We will have a jubilee, one way or another, because the debts that can’t be paid won’t be. But it is better to do it under our terms than under those of the banksters. Mortgage debt should be written down to reflect the market value of the houses, since it was the splurge of money creation that drove the prices up to begin with. Credit card debt should be written down, especially older debt on which significant payments have already been made in the form of usurious interest rates, rates that often exceeded 30%. And student debt should be re-examined and the whole system of educational finance revamped. Real financial reform should be undertaken; what we have is laws with 1 page of regulatory authority followed by 500 pages of exceptions and loopholes. The simple Glass-Steagall act should be re-instated, the act which separated commercial banking from investment banking and safe-guarded the system for 70 years.
This is also a good time to re-examine the way we create money and the Federal Reserve System itself.
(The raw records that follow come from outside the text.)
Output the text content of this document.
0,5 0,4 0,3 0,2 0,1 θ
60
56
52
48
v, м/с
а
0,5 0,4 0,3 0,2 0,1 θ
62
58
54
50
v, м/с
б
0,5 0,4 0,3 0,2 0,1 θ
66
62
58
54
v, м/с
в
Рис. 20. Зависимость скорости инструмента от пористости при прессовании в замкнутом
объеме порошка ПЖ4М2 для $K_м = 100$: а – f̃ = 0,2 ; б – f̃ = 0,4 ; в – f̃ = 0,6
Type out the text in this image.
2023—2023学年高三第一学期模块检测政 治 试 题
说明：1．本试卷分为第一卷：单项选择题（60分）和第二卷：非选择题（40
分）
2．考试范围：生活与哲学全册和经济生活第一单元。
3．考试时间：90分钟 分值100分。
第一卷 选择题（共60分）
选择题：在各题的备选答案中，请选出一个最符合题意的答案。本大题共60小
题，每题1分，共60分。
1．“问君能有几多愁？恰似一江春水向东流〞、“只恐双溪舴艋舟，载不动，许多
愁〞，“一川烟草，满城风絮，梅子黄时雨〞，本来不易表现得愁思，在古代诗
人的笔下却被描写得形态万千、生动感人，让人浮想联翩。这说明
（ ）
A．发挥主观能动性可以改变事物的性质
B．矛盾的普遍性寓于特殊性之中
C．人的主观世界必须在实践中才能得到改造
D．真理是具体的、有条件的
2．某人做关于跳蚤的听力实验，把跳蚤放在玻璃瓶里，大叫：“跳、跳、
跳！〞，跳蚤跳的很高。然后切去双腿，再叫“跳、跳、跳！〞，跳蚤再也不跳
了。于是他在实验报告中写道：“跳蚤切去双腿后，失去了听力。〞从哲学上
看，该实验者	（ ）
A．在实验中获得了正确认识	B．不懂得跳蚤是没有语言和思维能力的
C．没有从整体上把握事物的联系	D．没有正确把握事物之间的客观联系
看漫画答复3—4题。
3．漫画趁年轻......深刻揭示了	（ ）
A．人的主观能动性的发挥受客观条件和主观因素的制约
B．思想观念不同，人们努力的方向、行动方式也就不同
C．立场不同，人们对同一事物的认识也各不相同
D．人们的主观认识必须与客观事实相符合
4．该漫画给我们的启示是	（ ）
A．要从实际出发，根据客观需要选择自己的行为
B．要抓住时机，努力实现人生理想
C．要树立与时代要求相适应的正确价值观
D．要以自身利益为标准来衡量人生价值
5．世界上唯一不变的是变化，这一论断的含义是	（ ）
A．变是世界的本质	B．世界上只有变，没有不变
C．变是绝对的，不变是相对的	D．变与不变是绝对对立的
Does it really have to be a government-guaranteed private monopoly? I believe there are better alternatives. These things will come about, one way or another. But I suspect they will not come about until after the collapse. And that collapse is fast upon us. The European banks are in a race with the Chinese banks to see which can collapse first, and the collapse of either will bring our system down. We cannot forever play the game of bailing out each other’s banks, as amusing as that might be. Indeed, the banks have already received their jubilee, with their toxic assets transferred from their books onto the public accounts. And so to the argument that a jubilee can’t be done, I respond, it already has been done, but for some and not for all. Dexia will get its jubilee; our children need one as well.